Sebagian dana digunakan membayar gaji perangkat, sementara sisanya dipakai untuk keperluan kantor, perjalanan dinas, alat tulis, dan rapat pembentukan koperasi Merah Putih.
“Kita taktisi untuk kantor supaya bisa berjalan,” kata Mashur saat dikonfirmasi, Jumat 3 Oktober 2025.
Namun langkahnya menuai perlawanan. Beberapa aparat desa menolak mengembalikan dana BUMDes yang sempat dipakai membayar gaji. Mereka juga menilai kebijakan Mashur tak konsisten, tidak transparan, dan tak sesuai mekanisme penggunaan anggaran.
Belakangan, Mashur juga mengganti nama-nama penerima bantuan alat pertanian, perkebunan, dan perikanan dari Dana Desa. Kepada media, ia beralasan tak ada SK penerima dari Pj sebelumnya.

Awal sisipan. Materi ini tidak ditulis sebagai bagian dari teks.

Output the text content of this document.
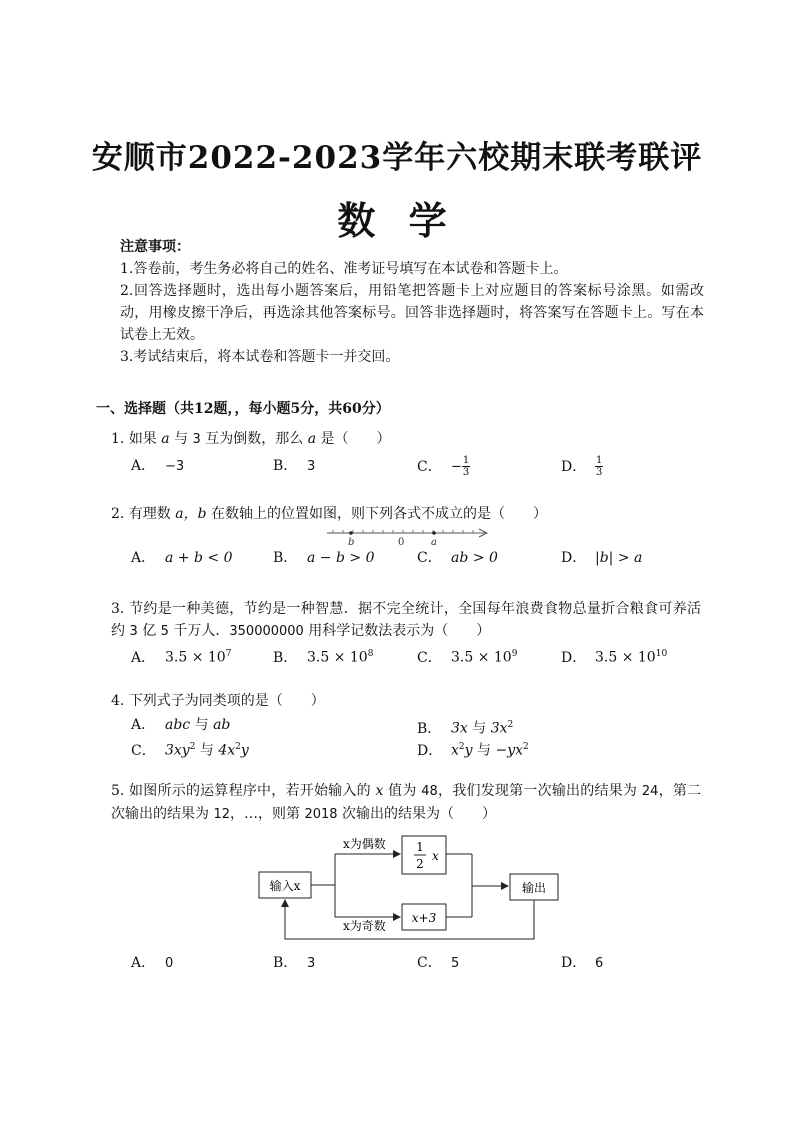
安顺市2022-2023学年六校期末联考联评
数 学

注意事项：

1.答卷前，考生务必将自己的姓名、准考证号填写在本试卷和答题卡上。

2.回答选择题时，选出每小题答案后，用铅笔把答题卡上对应题目的答案标号涂黑。如需改动，用橡皮擦干净后，再选涂其他答案标号。回答非选择题时，将答案写在答题卡上。写在本试卷上无效。

3.考试结束后，将本试卷和答题卡一并交回。

一、选择题（共12题，，每小题5分，共60分）
1. 如果 a 与 3 互为倒数，那么 a 是（　　）
A． −3	B． 3	C． − $\frac{1}{3}$	D． $\frac{1}{3}$
2. 有理数 a，b 在数轴上的位置如图，则下列各式不成立的是（　　）
b	0	a
A． a + b < 0	B． a − b > 0	C． ab > 0	D． |b| > a
3. 节约是一种美德，节约是一种智慧．据不完全统计，全国每年浪费食物总量折合粮食可养活约 3 亿 5 千万人．350000000 用科学记数法表示为（　　）
A． $3.5 \times 10^7$	B． $3.5 \times 10^8$	C． $3.5 \times 10^9$	D． $3.5 \times 10^{10}$
4. 下列式子为同类项的是（　　）
A． abc 与 ab	B． 3x 与 $3x^2$
C． $3xy^2$ 与 $4x^2y$	D． $x^2y$ 与 $-yx^2$
5. 如图所示的运算程序中，若开始输入的 x 值为 48，我们发现第一次输出的结果为 24，第二次输出的结果为 12，…，则第 2018 次输出的结果为（　　）
输入x
x为偶数
x为奇数
1
2
x
x+3
输出
A． 0	B． 3	C． 5	D． 6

Namanya makin heboh setelah dilaporkan ke Polres Buton Utara karena diduga tidak membayar honor dua guru TK Berkah. Padahal, anggaran untuk gaji guru itu sudah tercatat sejak tiga kepala desa sebelumnya.
Belum selesai, muncul lagi kasus bantuan perahu fiber senilai Rp10 juta. Warga penerima menolak karena ukuran perahu tak sesuai janji — hanya enam meter panjangnya dengan lebar 80 cm, tidak seimbang saat dinaiki, dan sulit digunakan.
Ketua BPD Ronta, Al Askar, menilai kebijakan Mashur sarat pelanggaran prosedur.
“Seharusnya setiap kebijakan dibahas dalam forum. Tapi forum desa tidak dianggap penting,” ujarnya, Kamis 14 Agustus 2025.
Ia menegaskan bahwa banyak keputusan Mashur dilakukan sepihak, termasuk soal pengaktifan kembali perangkat desa yang sempat mundur.
“Kalau kita mitra, mestinya berjalan sesuai aturan. Tapi kadang BPD dianggap tidak ada,” tambahnya.
Sejumlah warga mendesak Dinas Pemberdayaan Masyarakat dan Inspektorat Buton Utara turun tangan. Mereka menilai lemahnya pengawasan di tingkat desa dan membuka potensi penyalahgunaan keuangan negara.